As DNA replication progresses, gene expression shifts to favor late-phase transcripts necessary for virion assembly. This transition is driven by the major late promoter (MLP), which becomes highly active once sufficient genome copies accumulate. The MLP generates a primary transcript that undergoes extensive alternative splicing and differential polyadenylation, yielding multiple late mRNAs encoding structural proteins. These include hexon, penton, and fiber proteins, as well as scaffolding components essential for virion assembly. VA-RNAs counteract host RNA interference pathways and enhance translation by inhibiting PKR, a kinase that suppresses protein synthesis in response to viral infection.

Capsid proteins undergo a regulated assembly process within the nucleus. Hexon trimers self-associate and are transported into the nucleus, where they integrate with penton bases and fiber proteins to form the complete icosahedral shell. Viral DNA is packaged into pre-assembled capsids through a mechanism involving the adenoviral packaging signal, which directs genome incorporation. ATP-driven molecular motors actively translocate DNA into the capsid, ensuring precise genome encapsidation. As packaging nears completion, viral proteases cleave precursor proteins, finalizing capsid maturation. Once assembled, virions accumulate in the nucleus, awaiting release.

Virion Release

Adenoviruses exit the host cell through lysis rather than budding. This process is mediated by the adenoviral death protein (ADP), which increases membrane permeability and promotes apoptosis. ADP disrupts the nuclear envelope, leading to fragmentation and cytoplasmic leakage. Host caspases further dismantle cellular components, weakening intercellular junctions and promoting viral spread.

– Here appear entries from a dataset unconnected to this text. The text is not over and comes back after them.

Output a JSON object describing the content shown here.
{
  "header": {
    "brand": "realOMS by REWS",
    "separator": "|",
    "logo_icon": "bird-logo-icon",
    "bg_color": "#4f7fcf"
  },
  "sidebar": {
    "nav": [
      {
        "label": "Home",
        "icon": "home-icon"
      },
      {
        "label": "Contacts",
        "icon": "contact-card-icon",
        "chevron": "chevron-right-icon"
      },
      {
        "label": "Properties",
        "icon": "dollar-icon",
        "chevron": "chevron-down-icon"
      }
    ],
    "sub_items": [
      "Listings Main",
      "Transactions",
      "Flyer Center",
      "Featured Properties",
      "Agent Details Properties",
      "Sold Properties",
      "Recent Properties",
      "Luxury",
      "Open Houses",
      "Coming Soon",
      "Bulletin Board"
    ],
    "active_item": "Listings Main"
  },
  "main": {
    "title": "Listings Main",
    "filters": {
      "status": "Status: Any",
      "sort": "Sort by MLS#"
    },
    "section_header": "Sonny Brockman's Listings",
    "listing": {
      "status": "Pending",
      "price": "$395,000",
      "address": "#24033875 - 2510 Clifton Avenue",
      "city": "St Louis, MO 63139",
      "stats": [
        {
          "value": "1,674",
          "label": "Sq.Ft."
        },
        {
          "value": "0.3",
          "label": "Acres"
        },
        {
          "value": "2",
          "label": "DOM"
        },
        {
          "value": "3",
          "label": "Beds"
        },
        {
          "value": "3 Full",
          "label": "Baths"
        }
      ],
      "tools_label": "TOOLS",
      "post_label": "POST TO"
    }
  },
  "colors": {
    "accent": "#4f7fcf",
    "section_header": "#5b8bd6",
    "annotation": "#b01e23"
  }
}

As the host cell disintegrates, mature virions are passively released into surrounding tissues and fluids. This lytic strategy maximizes dissemination but also exposes the virus to immune defenses. The extent of cellular destruction varies by serotype, with some inducing rapid cytopathic effects while others maintain prolonged infection before lysis. Once outside the host, virions remain stable, allowing them to persist in diverse environments until they encounter a new host.

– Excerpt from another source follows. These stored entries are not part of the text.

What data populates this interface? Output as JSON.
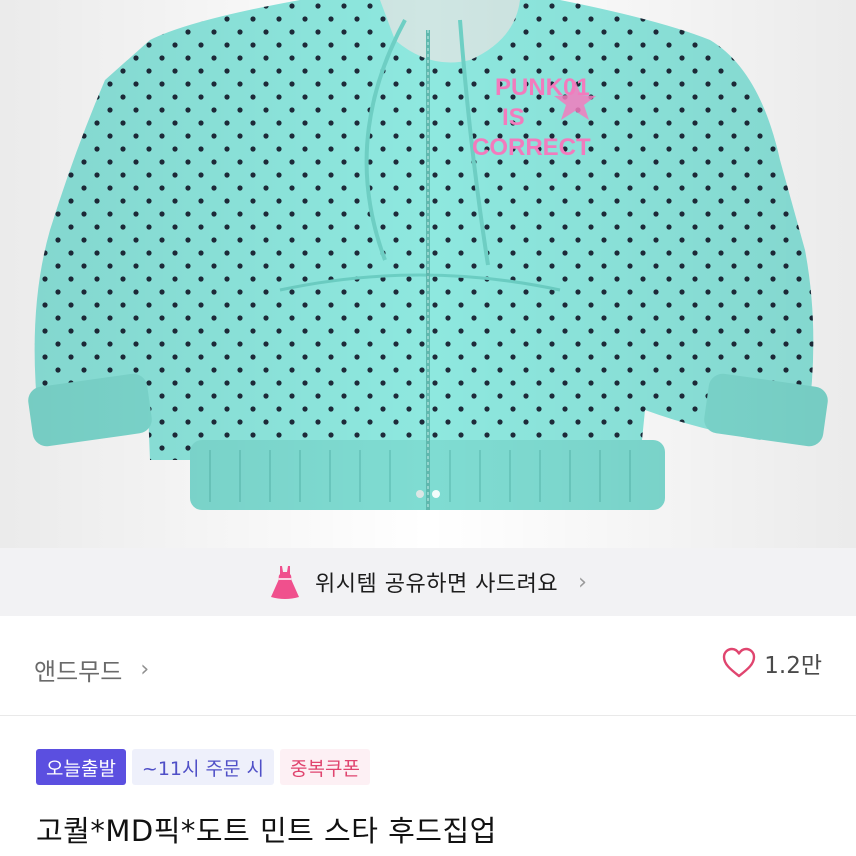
{
  "product_image": {
    "alt": "mint polka-dot zip-up hoodie",
    "print_lines": [
      "PUNK01",
      "IS",
      "CORRECT"
    ],
    "colors": {
      "hoodie": "#8ee8df",
      "dots": "#1e2b3a",
      "print": "#f27bbd"
    }
  },
  "pager": {
    "count": 2,
    "active": 0
  },
  "wish_banner": {
    "icon": "dress-icon",
    "text": "위시템 공유하면 사드려요",
    "chevron": "›"
  },
  "brand": {
    "name": "앤드무드",
    "chevron": "›"
  },
  "like": {
    "icon": "heart-icon",
    "count": "1.2만",
    "color": "#e0456f"
  },
  "badges": {
    "today_ship": "오늘출발",
    "order_time": "~11시 주문 시",
    "coupon": "중복쿠폰"
  },
  "product": {
    "title": "고퀄*MD픽*도트 민트 스타 후드집업"
  },
  "colors": {
    "accent": "#5b4fe0",
    "pink": "#e0456f",
    "banner_bg": "#f2f2f4"
  }
}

Interactions With The Immune System

Adenoviruses engage in a complex interplay with the immune system, using multiple strategies to evade detection while also triggering strong immune responses. Host cells recognize viral components through pattern recognition receptors (PRRs) such as Toll-like receptors (TLRs) and cytosolic DNA sensors, activating interferon-stimulated genes (ISGs) that restrict replication and recruit immune cells. Despite this response, adenoviruses encode proteins that counteract innate defenses. E1A and E1B interfere with apoptosis and interferon signaling, while E3 gene products modulate intracellular trafficking to avoid immune recognition.

Adenoviruses also elicit strong adaptive immunity, making them useful as vaccine vectors. Infected cells present viral antigens via major histocompatibility complex (MHC) molecules, stimulating CD8+ T cells. However, the virus counteracts this by expressing E3-19K, which retains MHC class I molecules in the endoplasmic reticulum, reducing antigen presentation. Despite these evasion tactics, the immune system eventually mounts a neutralizing antibody response, primarily targeting hexon and fiber proteins. This humoral immunity provides long-term protection but also poses challenges for adenovirus-based therapeutics, as preexisting antibodies can limit the efficacy of adenoviral vectors in gene therapy and vaccines.